Doordat geen mens kan ontsnappen aan de wet van karma, maakt het ons ongerust, vooral wanneer we weten dat we niet kunnen leven zonder daden te verrichten en dat onze daden consequenties zouden hebben voor onszelf en onze toekomst. Wanneer we weten dat de gevolgen van onze daden verder kunnen reiken dan dit leven, worden we nog ongeruster omdat we niet eens zeker weten hoe ze onze toekomst zullen beïnvloeden. Omdat we niet het alomvattende zicht van de godheden hebben, kunnen we niet in de toekomst kijken en weten wat er gaat gebeuren of hoe we gaan leven. Hoe moeten we ons in deze omstandigheden gedragen? Moeten we alle acties stopzetten, omdat elke actie op een bepaald niveau een negatief effect zal hebben? Deze vragen worden in onze Schriften zeer gedetailleerd beantwoord. Voor het doel van ons essay behandelen we de oplossingen die worden voorgesteld in het Vaishnavisme en het Saivisme, de twee dominante tradities van het Hindoeïsme. Beiden zijn het eens over het punt dat wij de gevolgen van onze daden kunnen terugdraaien door de genade en tussenkomst van God. Zij verschillen echter met betrekking tot de middelen die wij kunnen aanwenden om dit te bereiken. Min of meer vergelijkbare benaderingen vinden we ook in andere tradities van het Hindoeïsme.

Vaishnavisme

Volgens de Vaishnava traditie1, komt kaivalya of geluk van iemands ware staat pas na de ervaring van het ware zelf (atmanubhava). De individuele jiva is waarlijk een dienaar van God, maar door onwetendheid en gehechtheid wordt hij een slaaf van zijn zintuigen en geest en vergeet hij zijn verbinding met God en de ware aard van zichzelf. Op een bepaald moment in zijn bestaan, na verschillende levens te hebben doorgemaakt, ervaart hij moedeloosheid (nirveda) en ongebondenheid (vairagya) en wordt hij een zoeker naar bevrijding (mumukshu). Hij realiseert zich de zinloosheid van het verrichten van verdienstelijke daden om de genoegens van de hemel of succes op aarde te bereiken, omdat hij ze onaangenaam, oninteressant en vergankelijk vindt. Hij verlangt daarom naar permanente bevrijding van de kwellingen van zijn aardse bestaan, door middel van verschillende middelen (upayas), die speciaal bedoeld zijn om zijn lopend karma te neutraliseren en ook zijn vorig of prarabdha karma uit te putten. Deze middelen worden hieronder besproken.

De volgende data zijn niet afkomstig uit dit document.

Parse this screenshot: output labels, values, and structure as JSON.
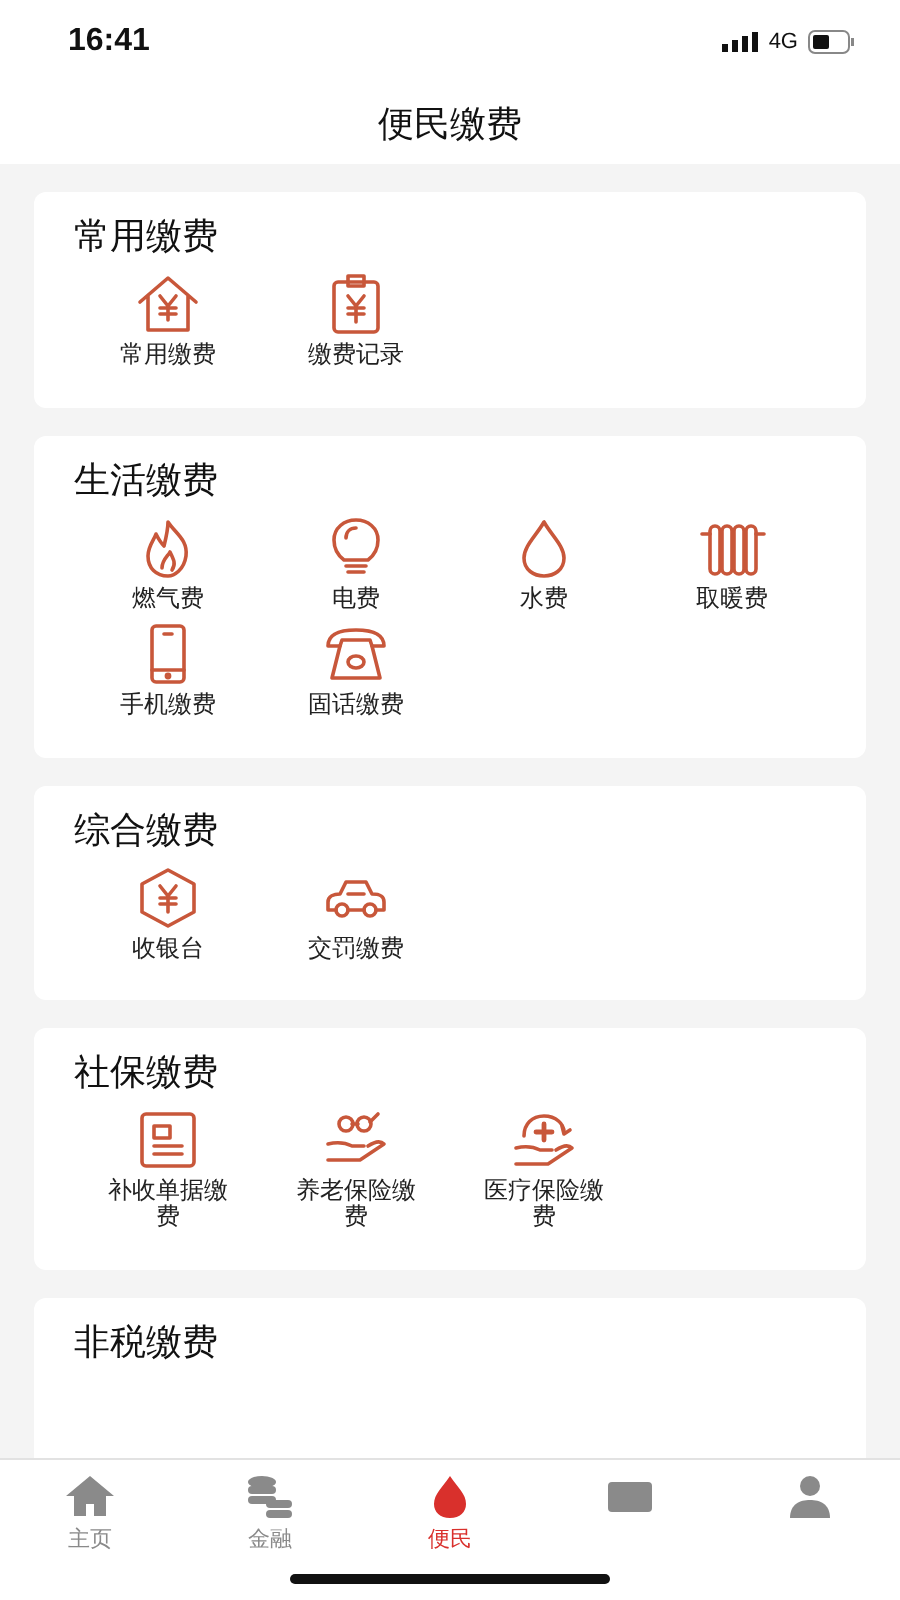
{
  "status_bar": {
    "time": "16:41",
    "network": "4G"
  },
  "header": {
    "title": "便民缴费"
  },
  "sections": [
    {
      "title": "常用缴费",
      "items": [
        {
          "label": "常用缴费"
        },
        {
          "label": "缴费记录"
        }
      ]
    },
    {
      "title": "生活缴费",
      "items": [
        {
          "label": "燃气费"
        },
        {
          "label": "电费"
        },
        {
          "label": "水费"
        },
        {
          "label": "取暖费"
        },
        {
          "label": "手机缴费"
        },
        {
          "label": "固话缴费"
        }
      ]
    },
    {
      "title": "综合缴费",
      "items": [
        {
          "label": "收银台"
        },
        {
          "label": "交罚缴费"
        }
      ]
    },
    {
      "title": "社保缴费",
      "items": [
        {
          "label": "补收单据缴费"
        },
        {
          "label": "养老保险缴费"
        },
        {
          "label": "医疗保险缴费"
        }
      ]
    },
    {
      "title": "非税缴费"
    }
  ],
  "tab_bar": [
    {
      "label": "主页",
      "selected": false
    },
    {
      "label": "金融",
      "selected": false
    },
    {
      "label": "便民",
      "selected": true
    },
    {
      "selected": false
    },
    {
      "selected": false
    }
  ]
}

1. Jnana yoga. De eerste stap op het pad van zelfrealisatie is het bewust worden dat er iets meer is dan wat we zien en wat we weten over onszelf en ons bestaan. Een dergelijk besef begint tot ons door te dringen, wanneer we beginnen te lijden onder de beperkingen van ons bestaan en onze eigen mentale en fysieke activiteiten. Door het bestuderen van de geschriften of door een goeroe, komen we tot het besef dat we niet louter het lichaam of de geest of de zintuigen zijn, maar het innerlijke zelf, dat permanent, eeuwig en oneindig is en hetzelfde bewustzijn deelt als dat van het Goddelijke. Wij leren hoe onze daden gevolgen hebben, hoe onze verlangens en zinnen ons aan onze daden binden, hoe wij onderworpen zijn aan de paren van tegenstellingen en hoe dit alles leidt tot de begoocheling van onze geest. Uit dit bewustzijn ontspringt een oprechte vastberadenheid (samkalpa) om bevrijding of vrijheid te vinden van de vergankelijkheid en de beperkingen en de nieuwsgierigheid om naar doeltreffende oplossingen te zoeken. Het doel van jnana yoga is wijsheid te ontwikkelen, zodat we weten wie we zijn en wat we kunnen doen om vrij te worden van de cyclus van geboorte en dood. Dit is het eerste stadium in onze zoektocht naar Godrealisatie.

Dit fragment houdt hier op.